Beetle-stricken trees add to firefighters’ concerns

Stan Niemann waits to hear the fate of his parents’ home in Rist Canyon during a community meeting to inform residents of areas affected by the High Park Fire in Larimier County. The fire has now burned more than 40,000 acres. Enlarge photo

Aaron Ontiveroz/Associated Press

Stan Niemann waits to hear the fate of his parents’ home in Rist Canyon during a community meeting to inform residents of areas affected by the High Park Fire in Larimier County. The fire has now burned more than 40,000 acres.

BELLVUE – The northern Colorado wildfire blamed for one death grew Wednesday as firefighters dealt with hot, dry weather, shifting winds and hundreds of acres of standing trees killed by pine beetles.

The fire, which has spread to 73 square miles, was 10 percent contained. More than 1,000 firefighters worked to protect homes and struggled to keep the blaze from spreading past a highway that runs along a canyon cut by the Cache La Poudre River. Five of the nation’s available 17 heavy air tankers were deployed to fight the fire.

Larimer County Sheriff’s Office deputies were beginning the task of assessing the damage. Hundreds of displaced residents were waiting for word about their homes and the American Red Cross made mental health assistance available to help those getting bad news.

Without official information, residents were passing news to each other from local firefighters who are battling the blaze.

“My house is still there as of now,” said Jordan Levick of a photo sent to him by an acquaintance. “My wife’s pregnant right now, so it’s been a real stress.” He said that knowing his house survived makes the wait more frustrating. “Now, I really feel like I want to go back.”

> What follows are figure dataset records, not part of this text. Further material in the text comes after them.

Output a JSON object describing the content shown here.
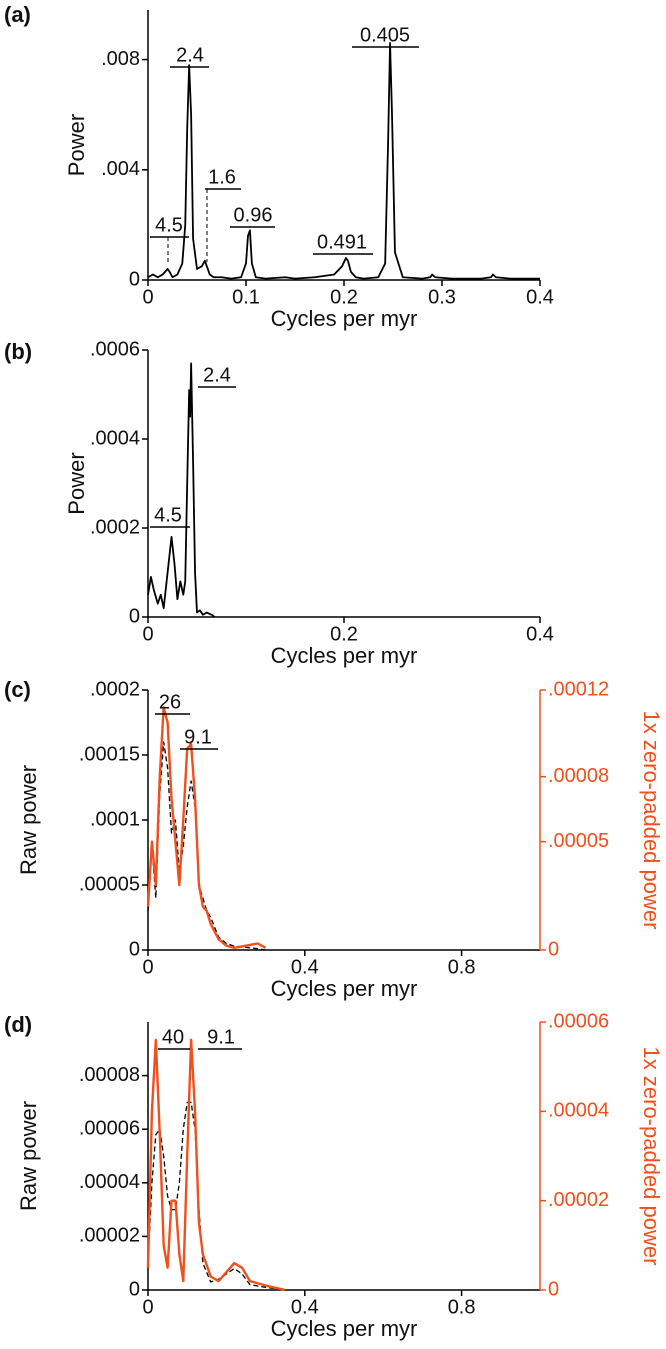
{
  "chart_data": [
    {
      "type": "line",
      "title": "(a)",
      "xlabel": "Cycles per myr",
      "ylabel": "Power",
      "xlim": [
        0,
        0.4
      ],
      "xticks": [
        0,
        0.1,
        0.2,
        0.3,
        0.4
      ],
      "ylim": [
        0,
        0.0098
      ],
      "yticks": [
        0,
        {
          "value": 0.004,
          "label": ".004"
        },
        {
          "value": 0.008,
          "label": ".008"
        }
      ],
      "x": [
        0,
        0.005,
        0.01,
        0.015,
        0.02,
        0.022,
        0.025,
        0.03,
        0.035,
        0.038,
        0.04,
        0.042,
        0.044,
        0.046,
        0.05,
        0.055,
        0.058,
        0.06,
        0.063,
        0.067,
        0.075,
        0.085,
        0.095,
        0.1,
        0.102,
        0.104,
        0.106,
        0.11,
        0.12,
        0.14,
        0.15,
        0.17,
        0.19,
        0.198,
        0.202,
        0.204,
        0.207,
        0.212,
        0.22,
        0.235,
        0.242,
        0.245,
        0.247,
        0.249,
        0.252,
        0.26,
        0.28,
        0.288,
        0.29,
        0.293,
        0.31,
        0.34,
        0.35,
        0.352,
        0.355,
        0.37,
        0.4
      ],
      "series": [
        {
          "color": "#000000",
          "linestyle": "solid",
          "values": [
            0.0001,
            0.0002,
            0.0001,
            0.0002,
            0.0004,
            0.0003,
            0.0001,
            0.0002,
            0.0006,
            0.002,
            0.0055,
            0.0078,
            0.006,
            0.0015,
            0.0004,
            0.0005,
            0.0007,
            0.0005,
            0.0002,
            0.0001,
            0.0001,
            5e-05,
            0.0001,
            0.0006,
            0.0016,
            0.0018,
            0.0006,
            0.0001,
            5e-05,
            0.0001,
            5e-05,
            0.0001,
            0.0002,
            0.0005,
            0.0008,
            0.0007,
            0.0003,
            0.0001,
            5e-05,
            0.0001,
            0.0006,
            0.005,
            0.0086,
            0.006,
            0.001,
            0.0001,
            5e-05,
            0.0001,
            0.0002,
            0.0001,
            5e-05,
            5e-05,
            0.0001,
            0.0002,
            0.0001,
            5e-05,
            5e-05
          ]
        }
      ],
      "annotations": [
        "4.5",
        "2.4",
        "1.6",
        "0.96",
        "0.491",
        "0.405"
      ]
    },
    {
      "type": "line",
      "title": "(b)",
      "xlabel": "Cycles per myr",
      "ylabel": "Power",
      "xlim": [
        0,
        0.4
      ],
      "xticks": [
        0,
        0.2,
        0.4
      ],
      "ylim": [
        0,
        0.0006
      ],
      "yticks": [
        0,
        {
          "value": 0.0002,
          "label": ".0002"
        },
        {
          "value": 0.0004,
          "label": ".0004"
        },
        {
          "value": 0.0006,
          "label": ".0006"
        }
      ],
      "x": [
        0,
        0.003,
        0.006,
        0.01,
        0.013,
        0.016,
        0.02,
        0.024,
        0.027,
        0.03,
        0.033,
        0.036,
        0.038,
        0.04,
        0.042,
        0.043,
        0.044,
        0.046,
        0.048,
        0.05,
        0.053,
        0.056,
        0.06,
        0.065,
        0.068
      ],
      "series": [
        {
          "color": "#000000",
          "linestyle": "solid",
          "values": [
            5e-05,
            9e-05,
            6e-05,
            3e-05,
            5e-05,
            2e-05,
            0.0001,
            0.00018,
            0.00012,
            4e-05,
            8e-05,
            5e-05,
            8e-05,
            0.0003,
            0.00051,
            0.00045,
            0.00057,
            0.00035,
            0.0001,
            1e-05,
            1.5e-05,
            5e-06,
            1e-05,
            5e-06,
            0
          ]
        }
      ],
      "annotations": [
        "4.5",
        "2.4"
      ]
    },
    {
      "type": "line",
      "title": "(c)",
      "xlabel": "Cycles per myr",
      "ylabel": "Raw power",
      "y2label": "1x zero-padded power",
      "y2color": "#f0501e",
      "xlim": [
        0,
        1
      ],
      "xticks": [
        0,
        0.4,
        0.8
      ],
      "ylim": [
        0,
        0.0002
      ],
      "yticks": [
        0,
        {
          "value": 5e-05,
          "label": ".00005"
        },
        {
          "value": 0.0001,
          "label": ".0001"
        },
        {
          "value": 0.00015,
          "label": ".00015"
        },
        {
          "value": 0.0002,
          "label": ".0002"
        }
      ],
      "y2lim": [
        0,
        0.00012
      ],
      "y2ticks": [
        0,
        {
          "value": 5e-05,
          "label": ".00005"
        },
        {
          "value": 8e-05,
          "label": ".00008"
        },
        {
          "value": 0.00012,
          "label": ".00012"
        }
      ],
      "x": [
        0,
        0.01,
        0.02,
        0.03,
        0.04,
        0.05,
        0.06,
        0.07,
        0.08,
        0.09,
        0.1,
        0.11,
        0.12,
        0.13,
        0.14,
        0.15,
        0.16,
        0.18,
        0.2,
        0.22,
        0.25,
        0.28,
        0.3
      ],
      "series": [
        {
          "color": "#000000",
          "linestyle": "dashed",
          "values": [
            3e-05,
            8e-05,
            4e-05,
            0.00012,
            0.00016,
            0.00014,
            9e-05,
            0.0001,
            6e-05,
            8e-05,
            0.00011,
            0.00013,
            0.00011,
            5e-05,
            4e-05,
            3e-05,
            2.5e-05,
            1e-05,
            5e-06,
            3e-06,
            2e-06,
            1e-06,
            0
          ]
        },
        {
          "color": "#f0501e",
          "linestyle": "solid",
          "axis": "y2",
          "values": [
            2e-05,
            5e-05,
            3e-05,
            8e-05,
            0.000112,
            0.000105,
            7e-05,
            5e-05,
            3e-05,
            6e-05,
            9.3e-05,
            9.5e-05,
            7e-05,
            3e-05,
            2e-05,
            1.8e-05,
            1.2e-05,
            5e-06,
            2e-06,
            1e-06,
            2e-06,
            3e-06,
            1e-06
          ]
        }
      ],
      "annotations": [
        "26",
        "9.1"
      ]
    },
    {
      "type": "line",
      "title": "(d)",
      "xlabel": "Cycles per myr",
      "ylabel": "Raw power",
      "y2label": "1x zero-padded power",
      "y2color": "#f0501e",
      "xlim": [
        0,
        1
      ],
      "xticks": [
        0,
        0.4,
        0.8
      ],
      "ylim": [
        0,
        0.0001
      ],
      "yticks": [
        0,
        {
          "value": 2e-05,
          "label": ".00002"
        },
        {
          "value": 4e-05,
          "label": ".00004"
        },
        {
          "value": 6e-05,
          "label": ".00006"
        },
        {
          "value": 8e-05,
          "label": ".00008"
        }
      ],
      "y2lim": [
        0,
        6e-05
      ],
      "y2ticks": [
        0,
        {
          "value": 2e-05,
          "label": ".00002"
        },
        {
          "value": 4e-05,
          "label": ".00004"
        },
        {
          "value": 6e-05,
          "label": ".00006"
        }
      ],
      "x": [
        0,
        0.01,
        0.02,
        0.03,
        0.04,
        0.05,
        0.06,
        0.07,
        0.08,
        0.09,
        0.1,
        0.11,
        0.12,
        0.13,
        0.14,
        0.16,
        0.18,
        0.2,
        0.22,
        0.24,
        0.26,
        0.3,
        0.35
      ],
      "series": [
        {
          "color": "#000000",
          "linestyle": "dashed",
          "values": [
            1e-05,
            4e-05,
            5.8e-05,
            6e-05,
            5e-05,
            3.5e-05,
            3e-05,
            3e-05,
            4e-05,
            6e-05,
            7e-05,
            7e-05,
            6e-05,
            3e-05,
            1e-05,
            3e-06,
            4e-06,
            6e-06,
            8e-06,
            6e-06,
            2e-06,
            1e-06,
            0
          ]
        },
        {
          "color": "#f0501e",
          "linestyle": "solid",
          "axis": "y2",
          "values": [
            5e-06,
            4e-05,
            5.6e-05,
            3.5e-05,
            1e-05,
            5e-06,
            2e-05,
            2e-05,
            8e-06,
            2e-06,
            3e-05,
            5.6e-05,
            4e-05,
            1.5e-05,
            8e-06,
            3e-06,
            2e-06,
            4e-06,
            6e-06,
            5e-06,
            2e-06,
            1e-06,
            0
          ]
        }
      ],
      "annotations": [
        "40",
        "9.1"
      ]
    }
  ]
}
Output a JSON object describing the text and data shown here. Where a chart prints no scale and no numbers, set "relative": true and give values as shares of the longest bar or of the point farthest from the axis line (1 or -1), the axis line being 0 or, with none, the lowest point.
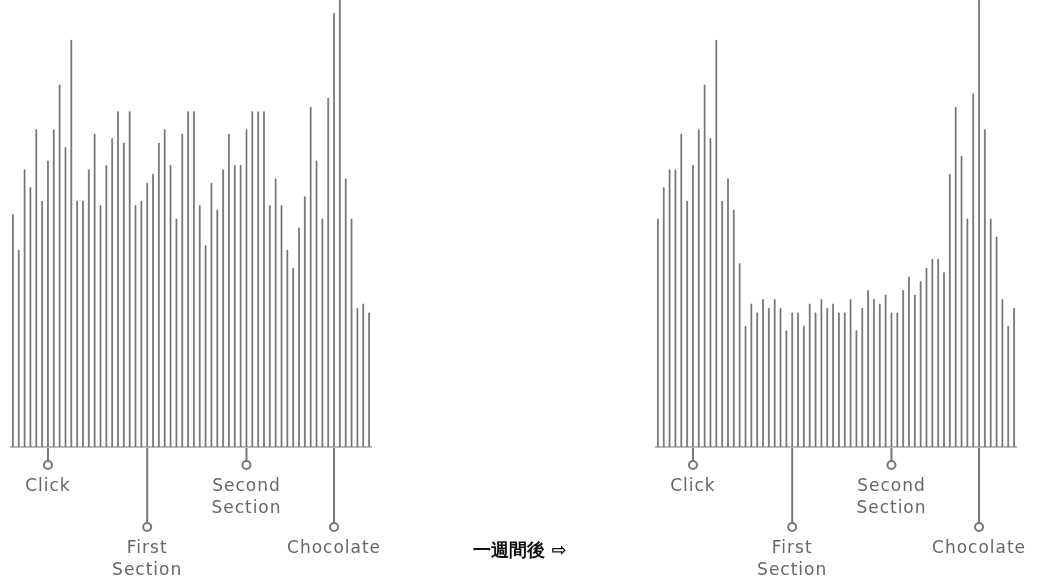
{
  "chart_data": [
    {
      "type": "bar",
      "relative": true,
      "color": "#8a8a8a",
      "annotations": [
        "一週間後 ⇨"
      ],
      "categories": [
        null,
        null,
        null,
        null,
        null,
        null,
        "Click",
        null,
        null,
        null,
        null,
        null,
        null,
        null,
        null,
        null,
        null,
        null,
        null,
        null,
        null,
        null,
        null,
        "First Section",
        null,
        null,
        null,
        null,
        null,
        null,
        null,
        null,
        null,
        null,
        null,
        null,
        null,
        null,
        null,
        null,
        "Second Section",
        null,
        null,
        null,
        null,
        null,
        null,
        null,
        null,
        null,
        null,
        null,
        null,
        null,
        null,
        "Chocolate",
        null,
        null,
        null,
        null,
        null,
        null
      ],
      "values": [
        0.52,
        0.44,
        0.62,
        0.58,
        0.71,
        0.55,
        0.64,
        0.71,
        0.81,
        0.67,
        0.91,
        0.55,
        0.55,
        0.62,
        0.7,
        0.54,
        0.63,
        0.69,
        0.75,
        0.68,
        0.75,
        0.54,
        0.55,
        0.59,
        0.61,
        0.68,
        0.71,
        0.63,
        0.51,
        0.7,
        0.75,
        0.75,
        0.54,
        0.45,
        0.59,
        0.53,
        0.62,
        0.7,
        0.63,
        0.63,
        0.71,
        0.75,
        0.75,
        0.75,
        0.54,
        0.6,
        0.54,
        0.44,
        0.4,
        0.49,
        0.56,
        0.76,
        0.64,
        0.51,
        0.78,
        0.97,
        1,
        0.6,
        0.51,
        0.31,
        0.32,
        0.3
      ]
    },
    {
      "type": "bar",
      "relative": true,
      "color": "#8a8a8a",
      "categories": [
        null,
        null,
        null,
        null,
        null,
        null,
        "Click",
        null,
        null,
        null,
        null,
        null,
        null,
        null,
        null,
        null,
        null,
        null,
        null,
        null,
        null,
        null,
        null,
        "First Section",
        null,
        null,
        null,
        null,
        null,
        null,
        null,
        null,
        null,
        null,
        null,
        null,
        null,
        null,
        null,
        null,
        "Second Section",
        null,
        null,
        null,
        null,
        null,
        null,
        null,
        null,
        null,
        null,
        null,
        null,
        null,
        null,
        "Chocolate",
        null,
        null,
        null,
        null,
        null,
        null
      ],
      "values": [
        0.51,
        0.58,
        0.62,
        0.62,
        0.7,
        0.55,
        0.63,
        0.71,
        0.81,
        0.69,
        0.91,
        0.55,
        0.6,
        0.53,
        0.41,
        0.27,
        0.32,
        0.3,
        0.33,
        0.31,
        0.33,
        0.31,
        0.26,
        0.3,
        0.3,
        0.27,
        0.32,
        0.3,
        0.33,
        0.31,
        0.32,
        0.3,
        0.3,
        0.33,
        0.26,
        0.31,
        0.35,
        0.33,
        0.32,
        0.34,
        0.3,
        0.3,
        0.35,
        0.38,
        0.34,
        0.37,
        0.4,
        0.42,
        0.42,
        0.39,
        0.61,
        0.76,
        0.65,
        0.51,
        0.79,
        1,
        0.71,
        0.51,
        0.47,
        0.33,
        0.27,
        0.31
      ]
    }
  ]
}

Larimer County Executive Officer Nick Christensen said determining property damage could take days.

The fire, which swept through the foothills and canyons 15 miles west of Fort Collins, crossed the highway Tuesday and burned 25 acres before crews extinguished the blaze.

“With these kinds of difficult fires, I’ve learned to have low expectations,” said Incident Cmdr. Bill Hahnenberg.

Fire managers said the west side of the blaze was a concern because 70 percent of the trees had been killed by pine beetles, leaving drying wooden poles with branches and red pine needles that pose a hazard for firefighters.

Hahnenberg said they’re looking for roads and ridges where firefighters can light fires to burn up fuel.

Research done by Colorado State University, Los Alamos National Laboratory and the U.S. Department of Agriculture’s Rocky Mountain Research Station shows that beetle-killed trees can influence fire behavior, but only under certain condition, said Chris Hoffman, a fire-science professor at CSU.

A relative of a 62-year-old woman believed to have died in the fire Saturday said an evacuation warning likely went to the main house at the property.

Karen Steadman told KUSA-TV that her mother-in-law, Linda Steadman, had previously left for wildfires and would have left if she had known about the evacuation.

She said family members rushed to the ranch Saturday when they saw smoke, but a “fire ball” came down to the property. They only got within about 50 yards.

Authorities have allowed some residents evacuated to return home and were considering lifting evacuations for other areas – but more people have been warned to be prepared to leave. Sheriff’s officials have been unable to provide an estimate of how many people were displaced.